Get round it by delegating, say cleaning the bath, to someone else. Or do the job you like least first so you don't build up a feeling of dread which makes a hated chore even harder to tackle. And if you're allergic to a spring blitz? Our personality affects everything we do and that includes cleaning. If you're a dizzy, chaotic character it's unlikely you'll methodically clean.
But it's worth being disciplined and setting time aside to do a spring-clean. The process of tidying and clearing can really help relax us and it can provide a sense of renewal, and that positive feeling could also change our attitude towards the chores.
So find out your cleaning personality, and follow our tips to the best techniques and equipment to make spring-cleaning a breeze.
What type of cleaner are you?
TIME POOR CLEANER
You're probably busy with family and work, and when you have some time to spare lack the energy or motivation to spend it cleaning.
Often these people are so stressed and overwhelmed they find it difficult to sit down and plan and prioritise. That means they're at risk of facing a mountain of chores which demotivates them even further.
Solution: Make a list of the essential cleaning jobs for each week and try and slot a time to do just one each day. Make a house rule if you take something out, you put it away. Keep surfaces clean, and tidy away clutter.
Top tip: For a spring-clean start at the far end of the home and work your way towards the entrance. In a room always work from top to bottom, left to right ‒ it's the most efficient way to clean.
You ignore the housework for ages, and then have a mad blitz so the home is immaculate for a few days but then slide back into chaos.

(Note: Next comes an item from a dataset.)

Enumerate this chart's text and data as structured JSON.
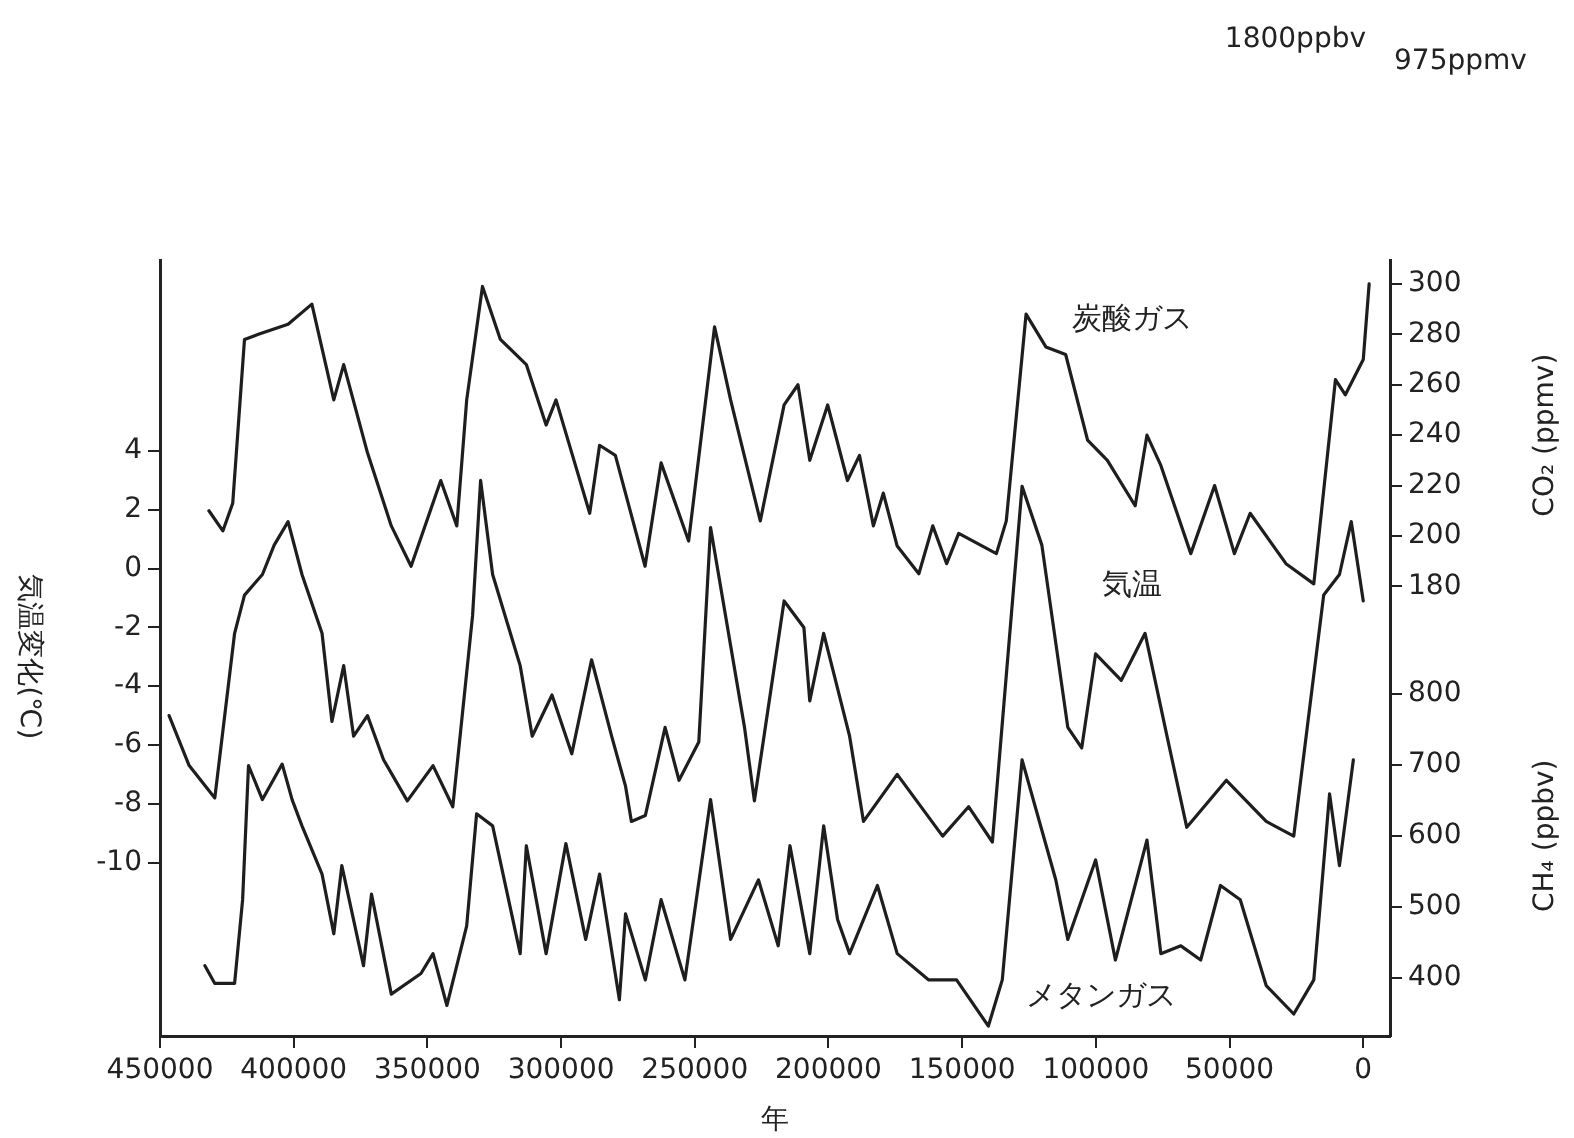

Whirlwind cleaners are usually pretty driven, focused and high achieving so when they clean they insist on doing it all themselves. They think only they can do the best job. But the huge effort can be exhausting for them, and everyone around them, and make them irritable and snappy.
Solution: Get the family to help you, and be tolerant if they don't meet your exacting standards. Plan one large job to do each month to avoid crisis clear-ups. You need to relax more so plan an outing or chill out time for yourself and whoever helps with chores.
Top tip: Only clear one room at a time. Always start by picking up and storing clutter.
COVER UP CLEANER
You consider housework a waste of effort. So spills won't be wiped up straight away, and you use rugs or throws to hide marks or stains instead of tackling them.
These people think life's for enjoying, not for slaving over surfaces. Their idea of cleaning is a quick flick around with a duster, moving cushions around and putting out fresh flowers.
Solution: Make cleaning fun by getting the family to help. If you have children hide sweets or tiny gifts around the house for a cleaning "treasure hunt" so they find them as they tidy.
Organise a full set of cleaning products in a basket for each room in the house so you don't waste time hunting for the kit to do the job. Reward yourself at the end of a session with a treat!
Top tip: Use a grout brush on bathroom or shower tiles to remove stubborn build-up between tiles and on fixtures.